The conditions of weather and mud were the same as the 1st Battalion was experiencing, but as the enemy's shelling was concentrated mainly on La Basse Ville and its immediate neighbourhood, the 2nd Battalion's casualties were heavier than those of the 1st Battalion. Inter-company reliefs took place every three days: particulars of these, and the reliefs of the 1st Battalion, will be found in Appendix "B,"

"In the middle of the spell in the line the enemy's artillery fire slackened considerably on the 1st Battalion's area; but the 2nd Battalion had no respite, and it was the general opinion that this period in the line was the worst in its experience on an inactive front. For the twelve days in the line the casualties were one officer (Captain M. J. Morrison, M.C.) and thirty-three other ranks killed, one officer and one hundred and thirteen other ranks wounded, and thirty-five other ranks evacuated to hospital."

James was wounded in the arm, leg and thigh and found himself in the New Zealand hospital at Brockenhurst in England.  He was classified as unfit for service by a Medical Board in October, 1917, and left for home on January 19. 1918.  He was at the convalescent hospital on Quarantine Island in the Otago Harbour in August of 1918 when he is recorded as "Disobeying a lawful command given by his Superior 11am, 25/7/18 refused to continue heavy fatigue, (to wit carrying material from wharf to buildings) when ordered by SM Rendall."  He was given 24 hours' detention and forfeited three days' pay.

The number of cases of influenza in the Hospital were increased by half a dozen yesterday, and three of the patients died, their names being James Kane, Charles Bourke, and James O'Leary. Over 80 patients suffering from influenza are still in the Hospital, including a large number of nurses. The Hospital authorities say that they will be able to manage to find accommodation for a day or two yet.  -Otago Daily Times, 15/11/1918.
Hawksbury Cemetery, Waikouaiti.

James had three brothers who also served - in all, four of the fourteen sons of Peter and Margaret Kane went to the war.

57801 Trooper John Smith McBride 5/2/1891-14/11/1918.

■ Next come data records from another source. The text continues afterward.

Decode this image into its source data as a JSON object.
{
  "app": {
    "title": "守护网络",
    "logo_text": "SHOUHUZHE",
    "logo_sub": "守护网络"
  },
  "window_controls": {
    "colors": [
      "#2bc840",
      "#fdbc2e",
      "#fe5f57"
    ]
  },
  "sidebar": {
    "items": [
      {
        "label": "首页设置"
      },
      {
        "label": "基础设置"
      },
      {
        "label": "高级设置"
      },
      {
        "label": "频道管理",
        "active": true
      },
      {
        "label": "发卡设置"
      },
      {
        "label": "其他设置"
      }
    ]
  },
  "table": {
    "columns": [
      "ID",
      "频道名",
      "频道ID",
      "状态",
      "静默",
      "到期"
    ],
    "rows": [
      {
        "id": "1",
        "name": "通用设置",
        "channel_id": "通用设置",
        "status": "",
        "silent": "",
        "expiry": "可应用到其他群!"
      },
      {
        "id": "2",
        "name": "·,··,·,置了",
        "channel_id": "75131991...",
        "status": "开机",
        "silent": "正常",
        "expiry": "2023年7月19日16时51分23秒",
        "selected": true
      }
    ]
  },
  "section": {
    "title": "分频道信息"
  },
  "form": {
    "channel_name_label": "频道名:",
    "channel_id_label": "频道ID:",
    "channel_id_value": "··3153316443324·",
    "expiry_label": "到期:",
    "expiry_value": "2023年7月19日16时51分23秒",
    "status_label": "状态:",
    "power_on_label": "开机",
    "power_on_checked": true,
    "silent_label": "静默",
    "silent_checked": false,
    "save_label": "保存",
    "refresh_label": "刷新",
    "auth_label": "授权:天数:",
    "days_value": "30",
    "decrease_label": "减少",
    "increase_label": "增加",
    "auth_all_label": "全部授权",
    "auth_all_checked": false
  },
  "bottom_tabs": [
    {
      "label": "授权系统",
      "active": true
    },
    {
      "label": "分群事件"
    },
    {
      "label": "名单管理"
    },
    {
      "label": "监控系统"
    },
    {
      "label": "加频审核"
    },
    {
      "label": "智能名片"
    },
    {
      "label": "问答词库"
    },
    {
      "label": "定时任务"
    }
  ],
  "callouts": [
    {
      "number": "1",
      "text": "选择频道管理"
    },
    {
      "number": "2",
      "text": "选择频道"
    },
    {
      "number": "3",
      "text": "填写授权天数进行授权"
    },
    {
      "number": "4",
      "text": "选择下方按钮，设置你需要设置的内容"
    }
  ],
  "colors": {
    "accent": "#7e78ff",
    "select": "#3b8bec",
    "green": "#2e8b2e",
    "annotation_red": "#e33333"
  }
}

John Smith McBride, a Stratford farmer, left New Zealand on the "Tofua" at the end of 1917.  He was posted to the Imperial Camel Corps on January 5, 1918, but shortly after that fell ill with appendicitis.  In April he was diagnosed as suffering from acute nephritis and was sent home in July.

I have no information on John's wherabouts between arriving home and his death.  I assume that he remained ill with nephritis until the Spanish flu took him in November.


Advice has been received that 57,801 Private John S. McBride, died at Stratford Hospital on November 14. Deceased was a returned undischarged soldier. He was 27 years of age and single, his next-of-kin being Mr. J. McBride (father), Stratford.   -Dominion, 28/11/1918.

Koptuatama Cemetery, Stratford.  Photo, Stratford, DC.

McBRIDE.—In ever affectionate remembrance of 57801 Trooper J. S. McBride, who died in the Stratford Hospital, November 14, 1918. So loved; so mourned. “At rest.” —Inserted by his friend, Gladys Rogers, Fitzroy.